Poppies painted by Pam Kelly
Today is a day to remember.
They went with songs to the battle, they were young.
Straight of limb, true of eyes, steady and aglow.

They were staunch to the end against odds uncounted,They fell with their faces to the foe.We will remember them.
Also it is the day we celebrate St Martin of Tours – patron saint of France. Martin was a soldier who changed sides. He was a Roman soldier who became a “soldier of Christ” whereupon he declared, “I cannot fight”.Martin is famous for having halved his cloak to share it with a beggar. The cloak became an important relic which was specially cared by a priest in its reliquary. Wikipedia tells us that this priest was called “acappellanu” and “ultimately all priests who served the military were called cappellani.
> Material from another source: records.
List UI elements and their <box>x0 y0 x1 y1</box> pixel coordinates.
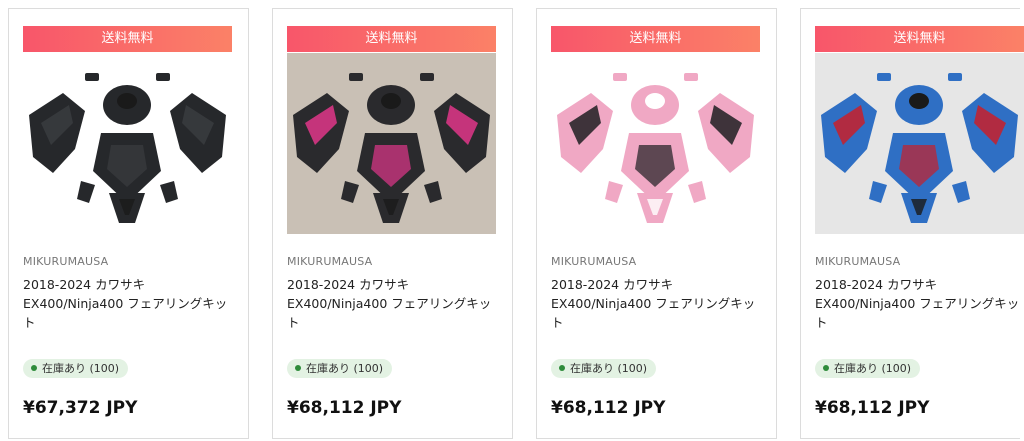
stock-status-label: 在庫あり (100) <box>570 362 648 375</box>
product-vendor: MIKURUMAUSA <box>287 255 373 268</box>
product-price: ¥68,112 JPY <box>551 398 666 418</box>
product-card[interactable]: 送料無料 MIKURUMAUSA 2018-2024 カワサキ EX400/Ni… <box>800 8 1024 439</box>
product-price: ¥68,112 JPY <box>287 398 402 418</box>
product-image[interactable] <box>23 53 232 234</box>
product-card[interactable]: 送料無料 MIKURUMAUSA 2018-2024 カワサキ EX400/Ni… <box>272 8 513 439</box>
product-image[interactable] <box>287 53 496 234</box>
free-shipping-badge: 送料無料 <box>551 26 760 52</box>
free-shipping-badge: 送料無料 <box>287 26 496 52</box>
free-shipping-badge: 送料無料 <box>23 26 232 52</box>
in-stock-dot-icon <box>295 365 301 371</box>
product-title[interactable]: 2018-2024 カワサキ EX400/Ninja400 フェアリングキット <box>23 275 235 332</box>
product-price: ¥67,372 JPY <box>23 398 138 418</box>
fairing-kit-image <box>287 53 496 234</box>
product-card[interactable]: 送料無料 MIKURUMAUSA 2018-2024 カワサキ EX400/Ni… <box>536 8 777 439</box>
product-vendor: MIKURUMAUSA <box>23 255 109 268</box>
fairing-kit-image <box>23 53 232 234</box>
in-stock-dot-icon <box>823 365 829 371</box>
product-price: ¥68,112 JPY <box>815 398 930 418</box>
in-stock-dot-icon <box>31 365 37 371</box>
product-title[interactable]: 2018-2024 カワサキ EX400/Ninja400 フェアリングキット <box>815 275 1024 332</box>
in-stock-dot-icon <box>559 365 565 371</box>
stock-status-badge: 在庫あり (100) <box>815 359 921 378</box>
stock-status-label: 在庫あり (100) <box>834 362 912 375</box>
product-card[interactable]: 送料無料 MIKURUMAUSA 2018-2024 カワサキ EX400/Ni… <box>8 8 249 439</box>
stock-status-badge: 在庫あり (100) <box>287 359 393 378</box>
stock-status-label: 在庫あり (100) <box>306 362 384 375</box>
product-title[interactable]: 2018-2024 カワサキ EX400/Ninja400 フェアリングキット <box>551 275 763 332</box>
stock-status-badge: 在庫あり (100) <box>551 359 657 378</box>
stock-status-badge: 在庫あり (100) <box>23 359 129 378</box>
product-vendor: MIKURUMAUSA <box>815 255 901 268</box>
free-shipping-badge: 送料無料 <box>815 26 1024 52</box>
fairing-kit-image <box>551 53 760 234</box>
product-image[interactable] <box>815 53 1024 234</box>
stock-status-label: 在庫あり (100) <box>42 362 120 375</box>
fairing-kit-image <box>815 53 1024 234</box>
product-image[interactable] <box>551 53 760 234</box>
product-vendor: MIKURUMAUSA <box>551 255 637 268</box>
product-title[interactable]: 2018-2024 カワサキ EX400/Ninja400 フェアリングキット <box>287 275 499 332</box>
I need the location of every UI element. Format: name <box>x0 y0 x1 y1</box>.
The French translation is chapelains, from which the English word chaplain is derived.”

St Martin and the Beggar by El Greco

This gives a fascinating insight into Christian ministry with “chaplaincy” grounded in this act of love – the sharing of the cloak. There is a further twist to the story in that Martin discovered his cloak restored when he woke one morning. Love defies the accountant and moves us into a world of magic and mystery. How can one cloak become one and a half cloaks, or even two cloaks? (Because I bet it wasn’t only Martin who was so blessed). Jesus defies accountancy logic when he declares that “whoever wants to save his life will lose it, but whoever loses his life me will find it” (Matt 16:25). This mystery means that those who are determined to give of themselves don’t need to count the cost.

Those who give their life for their friends have a love which is supreme. There is no greater love than this – and there is no waste in such love. Simon Marsh has a wonderful story on his blog about the war veteran being greeted by a grandchild from one of the villages he helped to liberate. Such stories highlight the life-giving commitment of people who share Martin’s vocation as soldiers and chaplains. But Martin’s declaration sounds a warning at a time when we tend to avoid the hard questions of war – when life is wasted and brutalised. “I am a soldier of Christ. I will not fight.”